IA : nous lui obéissons les yeux fermés — même quand elle se trompe

L’IA s’est invitée au cœur de nos décisions professionnelles. On sait qu’il lui arrive de se tromper – et même de se tromper souvent. Mais ce savoir suffit-il à nous protéger de ses erreurs ?

Trois expériences menées par la Wharton School sur plus de 1 300 participants fournissent une réponse claire à cette interrogation : c’est non ! Dans ces expériences, les chercheurs ont mesuré le taux de « capitulation cognitive » des participants – à savoir leur tendance à adopter la réponse de l’IA sans même l’évaluer. Ainsi, consultée sur une décision, une IA sciemment programmée pour donner de mauvaises réponses était quand même suivie dans 79,8 % des cas.

Et ce réflexe résiste à tout :

Sous pression de temps, il s’aggrave. En imposant un délai de 30 secondes pour chaque décision, le nombre de participants suivant la mauvaise recommandation de l’IA passait à 88 %.

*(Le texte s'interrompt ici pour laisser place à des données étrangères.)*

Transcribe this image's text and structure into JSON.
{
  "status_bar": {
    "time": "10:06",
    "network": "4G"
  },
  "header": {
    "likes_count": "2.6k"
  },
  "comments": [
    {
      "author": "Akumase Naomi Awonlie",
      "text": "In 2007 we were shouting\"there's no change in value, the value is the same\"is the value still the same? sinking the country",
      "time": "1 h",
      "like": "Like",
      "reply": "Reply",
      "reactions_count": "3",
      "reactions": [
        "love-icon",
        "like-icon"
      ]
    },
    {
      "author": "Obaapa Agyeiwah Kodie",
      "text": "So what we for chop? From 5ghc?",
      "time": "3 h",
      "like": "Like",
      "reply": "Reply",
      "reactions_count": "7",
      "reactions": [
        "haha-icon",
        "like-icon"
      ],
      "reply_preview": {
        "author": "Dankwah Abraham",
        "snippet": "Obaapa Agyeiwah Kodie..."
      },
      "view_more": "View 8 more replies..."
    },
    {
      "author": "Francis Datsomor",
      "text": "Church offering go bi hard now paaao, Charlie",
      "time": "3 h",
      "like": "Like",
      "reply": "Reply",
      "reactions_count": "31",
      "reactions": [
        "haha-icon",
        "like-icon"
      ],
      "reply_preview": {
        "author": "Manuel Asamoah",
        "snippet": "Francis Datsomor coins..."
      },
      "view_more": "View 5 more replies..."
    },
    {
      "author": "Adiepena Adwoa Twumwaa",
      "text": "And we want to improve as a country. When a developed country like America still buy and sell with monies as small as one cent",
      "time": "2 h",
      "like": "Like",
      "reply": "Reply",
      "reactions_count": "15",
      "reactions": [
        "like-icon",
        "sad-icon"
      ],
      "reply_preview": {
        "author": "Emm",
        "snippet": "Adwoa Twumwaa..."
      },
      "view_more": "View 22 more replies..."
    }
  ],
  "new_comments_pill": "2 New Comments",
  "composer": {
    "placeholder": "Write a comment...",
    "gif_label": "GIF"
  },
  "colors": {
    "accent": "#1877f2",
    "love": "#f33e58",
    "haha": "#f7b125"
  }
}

Les incitations financières et les feedbacks immédiats l’atténuent – sans l’éliminer. Combiner récompense financière et retour immédiat « vrai/faux » après chaque décision a doublé la proportion de participants rejetant les mauvaises réponses de l’IA. Mais 58 % des participants suivaient encore l’IA de façon systématique, même quand elle avait tort.

Pour contrecarrer ce biais, miser sur la motivation individuelle ne suffit pas : il faut jouer sur la conception des outils d’IA eux-mêmes, afin de faire du contrôle de leurs recommandations une étape garantie, et non simplement espérée.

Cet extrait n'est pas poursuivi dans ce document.